Selecting and Developing Replacement Heifers
Fall is the time of year when many cow-calf producers make their replacement heifer selections and begin planning for the development of those heifers into bred females. The following are tips for selecting and developing replacement heifers.
The following are suggestions for replacement heifer selection from Dr. Jim Gosey, Beef Specialist and Professor Emeritus at the University of Nebraska–Lincoln. The first thing Dr. Gosey suggests is removing heifers that are:
- born late in the calving season (after the first 45 days)
- from cows that needed assistance at calving
- born to dams that have big teats or need help getting their calves to nurse
- exceptionally small at weaning
- nervous or have an attitude problem
After these heifers are removed, consider developing the rest and exposing them for a short breeding season (30-45 days). This will select for those heifers that are the most fertile.
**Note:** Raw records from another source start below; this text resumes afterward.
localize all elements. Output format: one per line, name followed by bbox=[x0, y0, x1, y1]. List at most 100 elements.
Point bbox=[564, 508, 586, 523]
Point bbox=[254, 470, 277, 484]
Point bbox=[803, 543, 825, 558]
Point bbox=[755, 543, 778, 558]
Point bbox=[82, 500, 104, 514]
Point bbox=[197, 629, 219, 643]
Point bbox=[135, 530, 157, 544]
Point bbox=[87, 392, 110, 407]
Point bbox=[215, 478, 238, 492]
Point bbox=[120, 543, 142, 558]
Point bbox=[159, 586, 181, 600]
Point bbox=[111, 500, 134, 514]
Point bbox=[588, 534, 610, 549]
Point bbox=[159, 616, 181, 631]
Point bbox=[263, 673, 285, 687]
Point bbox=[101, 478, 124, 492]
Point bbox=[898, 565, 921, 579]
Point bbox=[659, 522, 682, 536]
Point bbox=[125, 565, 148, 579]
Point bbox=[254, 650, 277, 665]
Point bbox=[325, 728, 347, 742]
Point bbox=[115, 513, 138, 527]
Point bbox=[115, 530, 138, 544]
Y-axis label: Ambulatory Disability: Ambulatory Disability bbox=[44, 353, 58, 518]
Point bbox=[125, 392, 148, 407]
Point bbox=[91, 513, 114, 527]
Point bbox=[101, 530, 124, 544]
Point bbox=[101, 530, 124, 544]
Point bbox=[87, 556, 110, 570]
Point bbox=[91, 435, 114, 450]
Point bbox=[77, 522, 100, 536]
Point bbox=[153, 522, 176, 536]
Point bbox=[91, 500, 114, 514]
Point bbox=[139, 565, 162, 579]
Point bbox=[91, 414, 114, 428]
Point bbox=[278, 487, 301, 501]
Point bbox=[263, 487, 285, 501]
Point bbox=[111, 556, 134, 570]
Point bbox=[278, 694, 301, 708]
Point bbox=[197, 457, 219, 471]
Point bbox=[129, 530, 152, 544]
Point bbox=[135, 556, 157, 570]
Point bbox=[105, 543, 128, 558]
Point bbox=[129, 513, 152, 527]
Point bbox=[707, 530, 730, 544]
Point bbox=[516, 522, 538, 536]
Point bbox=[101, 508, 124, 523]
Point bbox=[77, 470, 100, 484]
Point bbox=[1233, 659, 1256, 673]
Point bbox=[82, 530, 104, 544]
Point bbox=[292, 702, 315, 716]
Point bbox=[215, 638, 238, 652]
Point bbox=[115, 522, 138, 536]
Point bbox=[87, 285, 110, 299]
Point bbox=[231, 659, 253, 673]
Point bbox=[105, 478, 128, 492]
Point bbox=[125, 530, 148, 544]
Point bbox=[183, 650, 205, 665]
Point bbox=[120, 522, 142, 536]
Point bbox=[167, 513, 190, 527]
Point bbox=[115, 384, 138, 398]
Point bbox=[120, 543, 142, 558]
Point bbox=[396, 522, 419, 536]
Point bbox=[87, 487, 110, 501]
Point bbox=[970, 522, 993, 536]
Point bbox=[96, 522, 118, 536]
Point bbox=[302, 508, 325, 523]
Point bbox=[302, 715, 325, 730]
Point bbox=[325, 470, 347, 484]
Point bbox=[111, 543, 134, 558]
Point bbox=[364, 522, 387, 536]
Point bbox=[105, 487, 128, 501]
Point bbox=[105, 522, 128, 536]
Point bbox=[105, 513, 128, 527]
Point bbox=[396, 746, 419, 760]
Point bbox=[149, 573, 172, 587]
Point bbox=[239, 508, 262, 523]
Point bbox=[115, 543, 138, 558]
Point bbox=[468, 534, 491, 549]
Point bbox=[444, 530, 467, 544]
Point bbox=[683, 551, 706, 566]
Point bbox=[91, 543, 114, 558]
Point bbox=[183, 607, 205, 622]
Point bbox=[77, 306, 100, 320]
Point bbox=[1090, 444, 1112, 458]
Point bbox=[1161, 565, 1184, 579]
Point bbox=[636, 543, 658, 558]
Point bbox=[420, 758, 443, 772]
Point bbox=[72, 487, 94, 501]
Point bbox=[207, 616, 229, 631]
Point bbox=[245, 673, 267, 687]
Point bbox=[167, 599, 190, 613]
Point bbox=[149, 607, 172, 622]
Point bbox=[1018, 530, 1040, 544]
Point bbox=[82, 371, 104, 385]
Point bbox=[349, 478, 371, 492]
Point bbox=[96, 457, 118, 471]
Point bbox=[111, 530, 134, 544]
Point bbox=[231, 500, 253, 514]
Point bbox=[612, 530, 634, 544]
If the number of replacement heifers to be kept needs to be reduced, give special consideration to keeping daughters from older cows in the herd. The dams of these heifers have worked in your production environment.
UNL Extension Beef Reproduction Specialist Dr. Rick Funston suggests producers should consider developing replacement heifers employing a systems approach utilizing feed resources they will be expected to consume as mature cows. Research from the University of Nebraska–Lincoln and other universities has shown that heifers can be developed to 50-57% of their mature weight at breeding and not impair reproductive performance. However, it is critical that an appropriate level of nutrition is available prior to breeding and through calving to achieve these results.
A webinar by Dr. Funston "Cost Effective Replacement Development" highlights research and offers suggestions for developing replacement heifers.
Another resource is the UNL NebGuide G2215 "Reducing Replacement Heifer Development Costs Using a Systems Approach" (PDF version, 1.04MB).
Dr. Funston made a presentation at the 2014 Beef Improvement Federation Conference titled "Beef Heifer Development and Lifetime Productivity" (PDF 426KB) that also focuses on these issues.
Bred heifers are valuable and represent the future of your herd. Cost effectively developing heifers that will work in your production environment is critical.